Nokia Corp. sold more than half the 71 million smartphones purchased last year and Motorola Inc. followed, with less than 9 percent of the market, according to a new study by ABI Research.
Nokia racked up sales of 40 million smartphones out of the world’s nearly 71 million units sold last year, a 38-percent increase over the prior year’s 28.5 million units, ABI said. For context, smartphones sales represented 7 percent of last year’s approximately one billion mobile phones sold worldwide.
The results bode well for Nokia’s position as smartphone sales increase globally, though competition will erode the dominance of Nokia’s use of the Symbian operating system, according to the research firm. Motorola’s smartphone market share was driven by sales of its Ming device in China, which uses the Linux operating system. ABI forecasts that Symbian’s presence on smartphones will drop to 46 percent within five years, down from 73 percent last year. ABI cited strong competition from Linux and Microsoft Corp.’s Windows Mobile.
The factors at play in a successful smartphone, according to ABI’s Shailendra Pandey, include design, user interface, form factor, operating system and bundled applications.

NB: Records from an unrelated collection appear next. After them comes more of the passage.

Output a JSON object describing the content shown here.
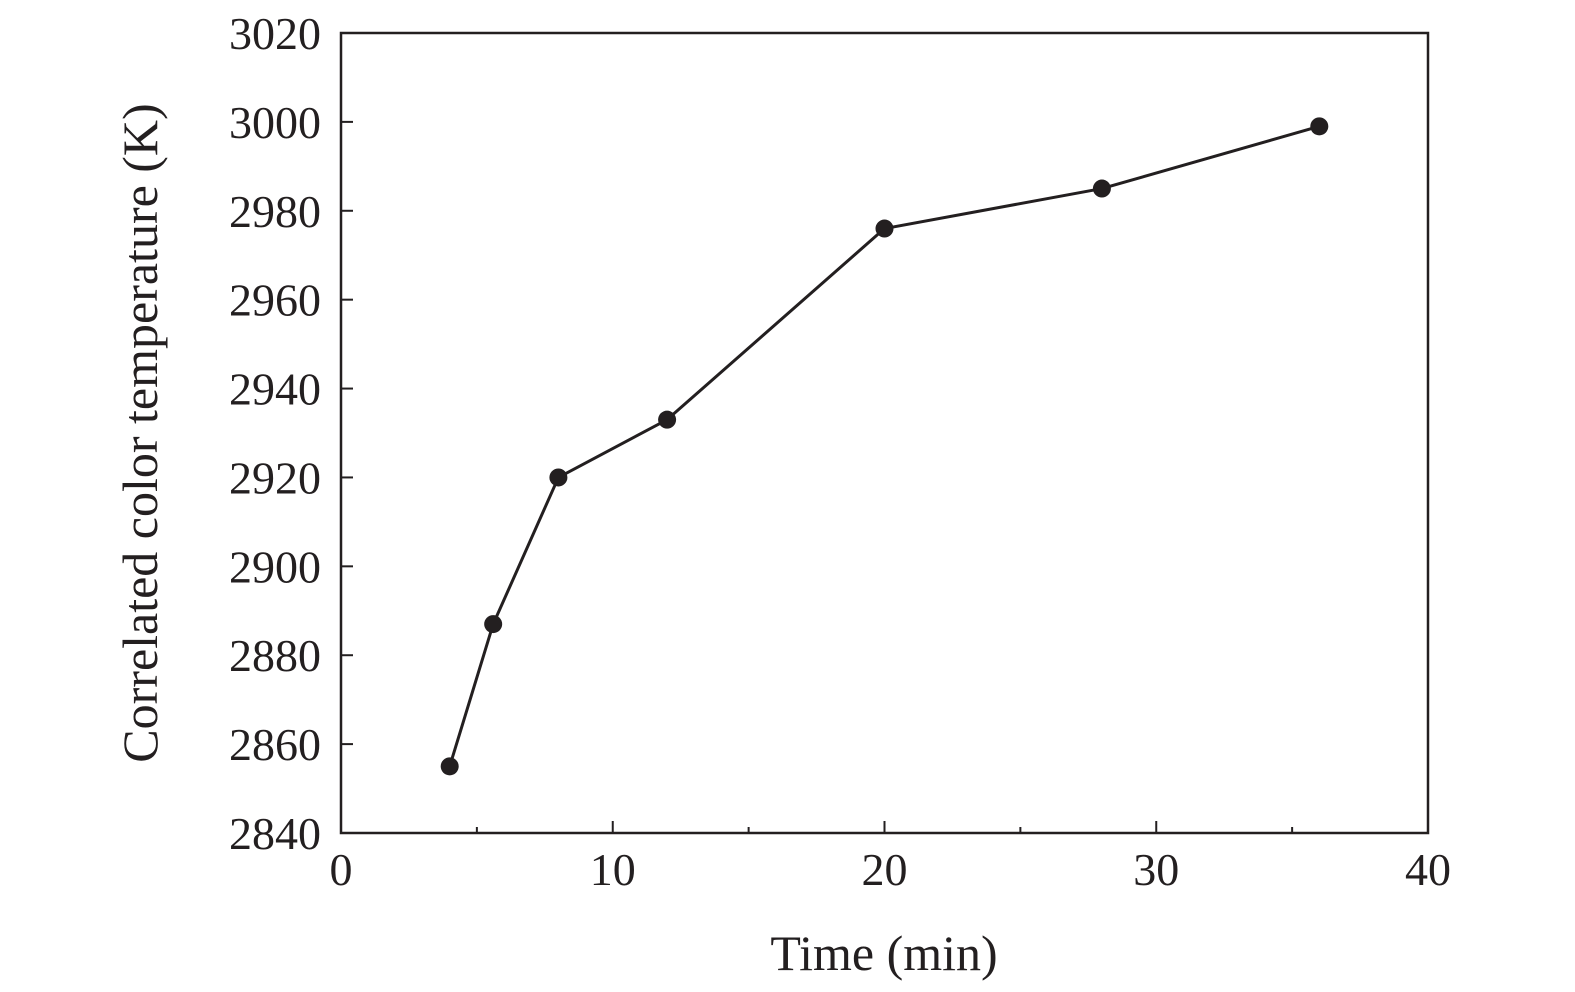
{
  "chart_data": {
    "type": "line",
    "xlabel": "Time (min)",
    "ylabel": "Correlated color temperature (K)",
    "xlim": [
      0,
      40
    ],
    "ylim": [
      2840,
      3020
    ],
    "xticks": [
      "0",
      "10",
      "20",
      "30",
      "40"
    ],
    "yticks": [
      "2840",
      "2860",
      "2880",
      "2900",
      "2920",
      "2940",
      "2960",
      "2980",
      "3000",
      "3020"
    ],
    "grid": false,
    "series": [
      {
        "x": [
          4,
          5.6,
          8,
          12,
          20,
          28,
          36
        ],
        "y": [
          2855,
          2887,
          2920,
          2933,
          2976,
          2985,
          2999
        ],
        "color": "#231f20",
        "marker": "circle"
      }
    ]
  }
}
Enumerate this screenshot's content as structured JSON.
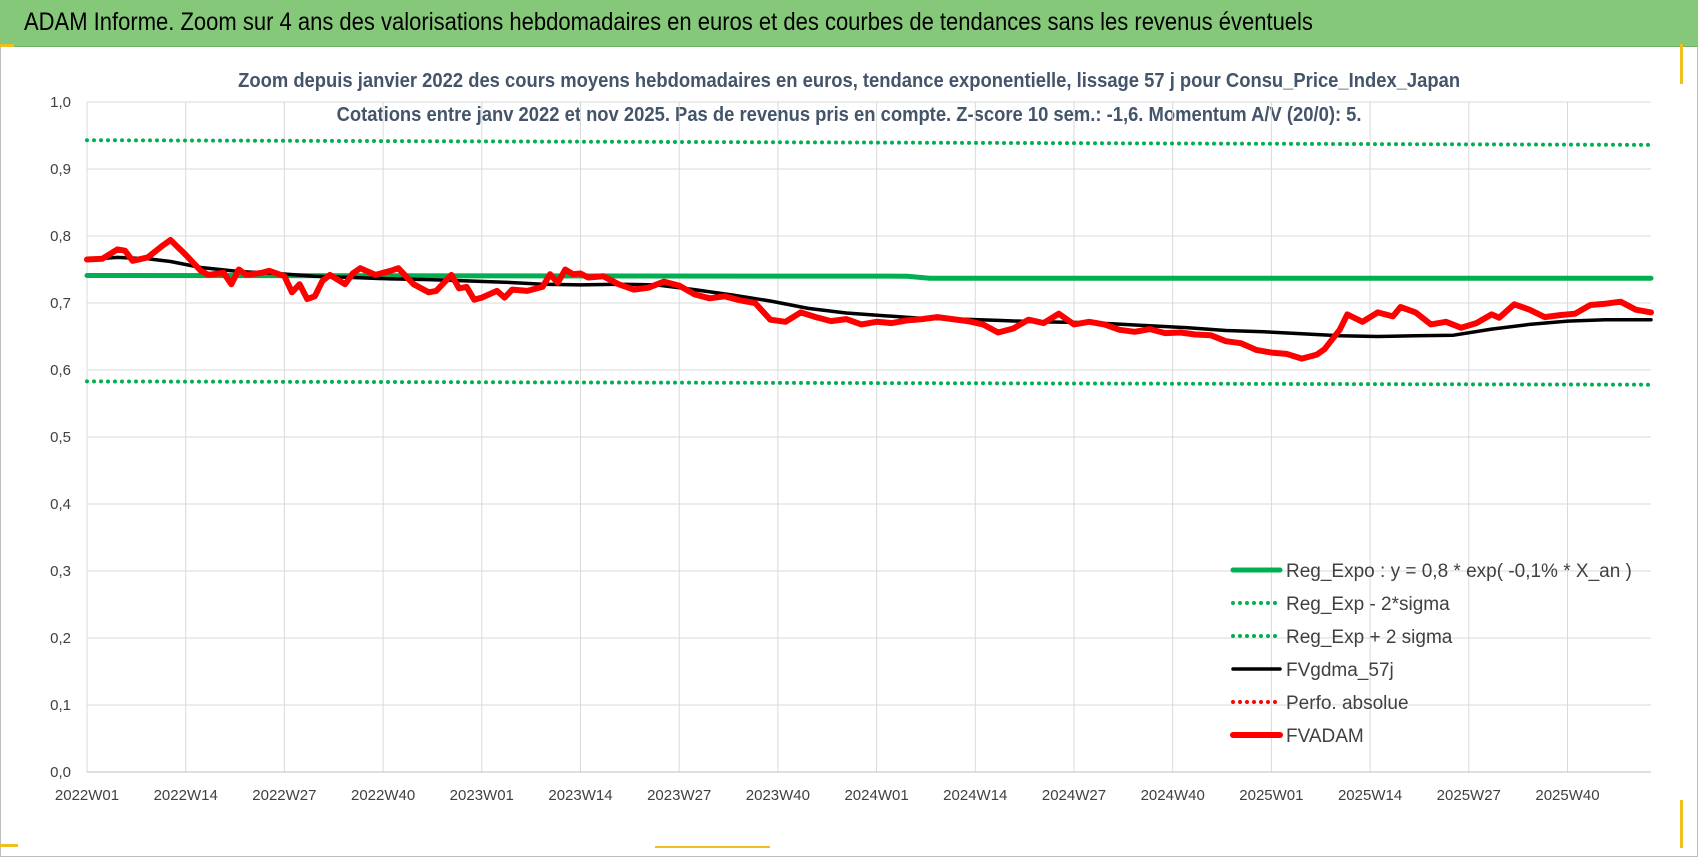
{
  "header": {
    "title": "ADAM Informe. Zoom sur 4 ans des valorisations hebdomadaires en euros et des courbes de tendances sans les revenus éventuels"
  },
  "chart_data": {
    "type": "line",
    "title": "Zoom depuis janvier 2022 des cours moyens hebdomadaires en euros, tendance exponentielle, lissage 57 j pour Consu_Price_Index_Japan",
    "subtitle": "Cotations entre janv 2022 et nov 2025. Pas de revenus pris en compte. Z-score 10 sem.: -1,6. Momentum A/V (20/0): 5.",
    "xlabel": "",
    "ylabel": "",
    "ylim": [
      0,
      1.0
    ],
    "grid": true,
    "legend_position": "right",
    "x_tick_labels": [
      "2022W01",
      "2022W14",
      "2022W27",
      "2022W40",
      "2023W01",
      "2023W14",
      "2023W27",
      "2023W40",
      "2024W01",
      "2024W14",
      "2024W27",
      "2024W40",
      "2025W01",
      "2025W14",
      "2025W27",
      "2025W40"
    ],
    "y_tick_labels": [
      "0,0",
      "0,1",
      "0,2",
      "0,3",
      "0,4",
      "0,5",
      "0,6",
      "0,7",
      "0,8",
      "0,9",
      "1,0"
    ],
    "x_weeks": 206,
    "series": [
      {
        "name": "Reg_Expo : y = 0,8 * exp( -0,1% *  X_an )",
        "color": "#00b050",
        "style": "solid-thick",
        "points": [
          [
            0,
            0.741
          ],
          [
            108,
            0.74
          ],
          [
            111,
            0.737
          ],
          [
            206,
            0.737
          ]
        ]
      },
      {
        "name": "Reg_Exp - 2*sigma",
        "color": "#00b050",
        "style": "dotted",
        "points": [
          [
            0,
            0.583
          ],
          [
            206,
            0.578
          ]
        ]
      },
      {
        "name": "Reg_Exp + 2 sigma",
        "color": "#00b050",
        "style": "dotted",
        "points": [
          [
            0,
            0.943
          ],
          [
            206,
            0.936
          ]
        ]
      },
      {
        "name": "FVgdma_57j",
        "color": "#000000",
        "style": "solid",
        "points": [
          [
            0,
            0.765
          ],
          [
            4,
            0.768
          ],
          [
            8,
            0.766
          ],
          [
            11,
            0.762
          ],
          [
            15,
            0.753
          ],
          [
            20,
            0.747
          ],
          [
            25,
            0.744
          ],
          [
            30,
            0.74
          ],
          [
            35,
            0.738
          ],
          [
            40,
            0.736
          ],
          [
            45,
            0.735
          ],
          [
            50,
            0.733
          ],
          [
            55,
            0.731
          ],
          [
            60,
            0.728
          ],
          [
            65,
            0.727
          ],
          [
            70,
            0.728
          ],
          [
            75,
            0.727
          ],
          [
            80,
            0.72
          ],
          [
            85,
            0.712
          ],
          [
            90,
            0.703
          ],
          [
            95,
            0.692
          ],
          [
            100,
            0.685
          ],
          [
            105,
            0.681
          ],
          [
            110,
            0.677
          ],
          [
            115,
            0.676
          ],
          [
            120,
            0.674
          ],
          [
            125,
            0.672
          ],
          [
            130,
            0.671
          ],
          [
            135,
            0.669
          ],
          [
            140,
            0.666
          ],
          [
            145,
            0.663
          ],
          [
            150,
            0.659
          ],
          [
            155,
            0.657
          ],
          [
            160,
            0.654
          ],
          [
            165,
            0.651
          ],
          [
            170,
            0.65
          ],
          [
            175,
            0.651
          ],
          [
            180,
            0.652
          ],
          [
            185,
            0.661
          ],
          [
            190,
            0.668
          ],
          [
            195,
            0.673
          ],
          [
            200,
            0.675
          ],
          [
            206,
            0.675
          ]
        ]
      },
      {
        "name": "Perfo. absolue",
        "color": "#ff0000",
        "style": "dotted",
        "points": []
      },
      {
        "name": "FVADAM",
        "color": "#ff0000",
        "style": "solid-thick",
        "points": [
          [
            0,
            0.765
          ],
          [
            2,
            0.766
          ],
          [
            4,
            0.78
          ],
          [
            5,
            0.778
          ],
          [
            6,
            0.763
          ],
          [
            8,
            0.768
          ],
          [
            10,
            0.786
          ],
          [
            11,
            0.794
          ],
          [
            13,
            0.772
          ],
          [
            15,
            0.748
          ],
          [
            16,
            0.742
          ],
          [
            18,
            0.745
          ],
          [
            19,
            0.728
          ],
          [
            20,
            0.75
          ],
          [
            21,
            0.742
          ],
          [
            23,
            0.745
          ],
          [
            24,
            0.748
          ],
          [
            26,
            0.74
          ],
          [
            27,
            0.716
          ],
          [
            28,
            0.728
          ],
          [
            29,
            0.706
          ],
          [
            30,
            0.71
          ],
          [
            31,
            0.733
          ],
          [
            32,
            0.742
          ],
          [
            34,
            0.728
          ],
          [
            35,
            0.744
          ],
          [
            36,
            0.752
          ],
          [
            38,
            0.742
          ],
          [
            40,
            0.748
          ],
          [
            41,
            0.752
          ],
          [
            43,
            0.728
          ],
          [
            45,
            0.716
          ],
          [
            46,
            0.718
          ],
          [
            48,
            0.742
          ],
          [
            49,
            0.722
          ],
          [
            50,
            0.724
          ],
          [
            51,
            0.705
          ],
          [
            52,
            0.708
          ],
          [
            54,
            0.718
          ],
          [
            55,
            0.708
          ],
          [
            56,
            0.72
          ],
          [
            58,
            0.718
          ],
          [
            60,
            0.724
          ],
          [
            61,
            0.743
          ],
          [
            62,
            0.73
          ],
          [
            63,
            0.75
          ],
          [
            64,
            0.743
          ],
          [
            65,
            0.744
          ],
          [
            66,
            0.738
          ],
          [
            68,
            0.74
          ],
          [
            70,
            0.728
          ],
          [
            72,
            0.72
          ],
          [
            74,
            0.723
          ],
          [
            76,
            0.732
          ],
          [
            78,
            0.726
          ],
          [
            80,
            0.713
          ],
          [
            82,
            0.707
          ],
          [
            84,
            0.71
          ],
          [
            86,
            0.704
          ],
          [
            88,
            0.7
          ],
          [
            90,
            0.675
          ],
          [
            92,
            0.672
          ],
          [
            94,
            0.686
          ],
          [
            96,
            0.679
          ],
          [
            98,
            0.673
          ],
          [
            100,
            0.676
          ],
          [
            102,
            0.668
          ],
          [
            104,
            0.672
          ],
          [
            106,
            0.67
          ],
          [
            108,
            0.674
          ],
          [
            110,
            0.676
          ],
          [
            112,
            0.679
          ],
          [
            114,
            0.676
          ],
          [
            116,
            0.673
          ],
          [
            118,
            0.668
          ],
          [
            120,
            0.656
          ],
          [
            122,
            0.662
          ],
          [
            124,
            0.675
          ],
          [
            126,
            0.67
          ],
          [
            128,
            0.684
          ],
          [
            130,
            0.668
          ],
          [
            132,
            0.672
          ],
          [
            134,
            0.668
          ],
          [
            136,
            0.66
          ],
          [
            138,
            0.657
          ],
          [
            140,
            0.661
          ],
          [
            142,
            0.655
          ],
          [
            144,
            0.656
          ],
          [
            146,
            0.653
          ],
          [
            148,
            0.652
          ],
          [
            150,
            0.643
          ],
          [
            152,
            0.64
          ],
          [
            154,
            0.63
          ],
          [
            156,
            0.626
          ],
          [
            158,
            0.624
          ],
          [
            160,
            0.617
          ],
          [
            162,
            0.623
          ],
          [
            163,
            0.631
          ],
          [
            165,
            0.66
          ],
          [
            166,
            0.683
          ],
          [
            168,
            0.672
          ],
          [
            170,
            0.686
          ],
          [
            172,
            0.68
          ],
          [
            173,
            0.694
          ],
          [
            175,
            0.686
          ],
          [
            177,
            0.668
          ],
          [
            179,
            0.672
          ],
          [
            181,
            0.663
          ],
          [
            183,
            0.67
          ],
          [
            185,
            0.683
          ],
          [
            186,
            0.678
          ],
          [
            188,
            0.698
          ],
          [
            190,
            0.69
          ],
          [
            192,
            0.679
          ],
          [
            194,
            0.682
          ],
          [
            196,
            0.684
          ],
          [
            198,
            0.697
          ],
          [
            200,
            0.699
          ],
          [
            202,
            0.702
          ],
          [
            204,
            0.69
          ],
          [
            206,
            0.686
          ]
        ]
      }
    ]
  }
}
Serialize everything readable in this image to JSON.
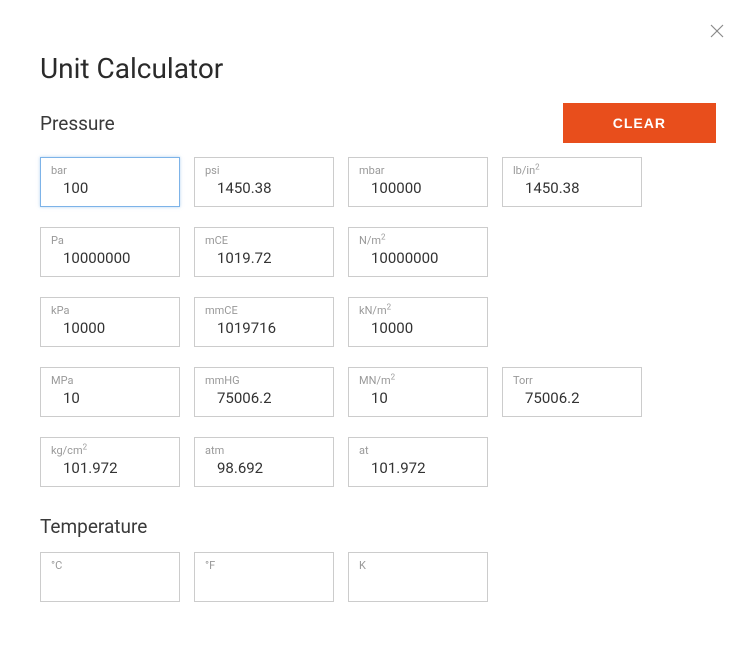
{
  "title": "Unit Calculator",
  "close_icon": "close-icon",
  "clear_button_label": "CLEAR",
  "accent_color": "#e84e1c",
  "border_color": "#cccccc",
  "focus_color": "#7db3e8",
  "label_color": "#999999",
  "text_color": "#333333",
  "sections": {
    "pressure": {
      "title": "Pressure",
      "fields": [
        {
          "label": "bar",
          "value": "100",
          "focused": true
        },
        {
          "label": "psi",
          "value": "1450.38"
        },
        {
          "label": "mbar",
          "value": "100000"
        },
        {
          "label_html": "lb/in<sup>2</sup>",
          "label": "lb/in2",
          "value": "1450.38"
        },
        {
          "label": "Pa",
          "value": "10000000"
        },
        {
          "label": "mCE",
          "value": "1019.72"
        },
        {
          "label_html": "N/m<sup>2</sup>",
          "label": "N/m2",
          "value": "10000000"
        },
        null,
        {
          "label": "kPa",
          "value": "10000"
        },
        {
          "label": "mmCE",
          "value": "1019716"
        },
        {
          "label_html": "kN/m<sup>2</sup>",
          "label": "kN/m2",
          "value": "10000"
        },
        null,
        {
          "label": "MPa",
          "value": "10"
        },
        {
          "label": "mmHG",
          "value": "75006.2"
        },
        {
          "label_html": "MN/m<sup>2</sup>",
          "label": "MN/m2",
          "value": "10"
        },
        {
          "label": "Torr",
          "value": "75006.2"
        },
        {
          "label_html": "kg/cm<sup>2</sup>",
          "label": "kg/cm2",
          "value": "101.972"
        },
        {
          "label": "atm",
          "value": "98.692"
        },
        {
          "label": "at",
          "value": "101.972"
        }
      ]
    },
    "temperature": {
      "title": "Temperature",
      "fields": [
        {
          "label": "°C",
          "value": ""
        },
        {
          "label": "°F",
          "value": ""
        },
        {
          "label": "K",
          "value": ""
        }
      ]
    }
  }
}
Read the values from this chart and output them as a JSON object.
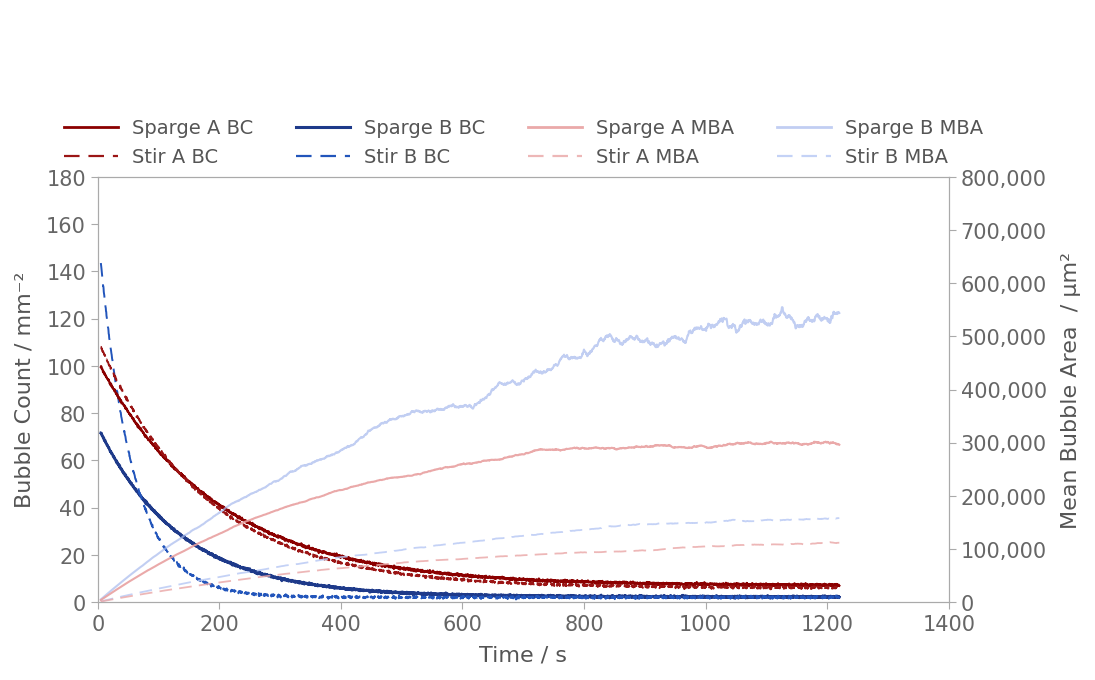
{
  "xlabel": "Time / s",
  "ylabel_left": "Bubble Count / mm⁻²",
  "ylabel_right": "Mean Bubble Area  / μm²",
  "xlim": [
    0,
    1400
  ],
  "ylim_left": [
    0,
    180
  ],
  "ylim_right": [
    0,
    800000
  ],
  "xticks": [
    0,
    200,
    400,
    600,
    800,
    1000,
    1200,
    1400
  ],
  "yticks_left": [
    0,
    20,
    40,
    60,
    80,
    100,
    120,
    140,
    160,
    180
  ],
  "yticks_right": [
    0,
    100000,
    200000,
    300000,
    400000,
    500000,
    600000,
    700000,
    800000
  ],
  "colors": {
    "sparge_a_bc": "#8B0000",
    "stir_a_bc": "#9B1515",
    "sparge_b_bc": "#1E3A8A",
    "stir_b_bc": "#2255BB",
    "sparge_a_mba": "#E8A0A0",
    "stir_a_mba": "#EAA8A8",
    "sparge_b_mba": "#AABCEE",
    "stir_b_mba": "#B8C8F4"
  },
  "background_color": "#FFFFFF",
  "axes_color": "#AAAAAA",
  "tick_color": "#666666",
  "font_color": "#555555",
  "font_size": 15,
  "legend_font_size": 14
}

Features increasingly sought by consumers? Touchscreens, MP3 players, Wi-Fi and/or Bluetooth connectivity, fast processors and lots of memory, both onboard and through an expansion card.
ABI projects that, with average selling prices falling, vendors will seek to squeeze the software cost on the smartphone’s bill of materials-a trend the research firm supported by citing Symbian’s decision to lower its licensing fees, as well as Linux’ increasing popularity.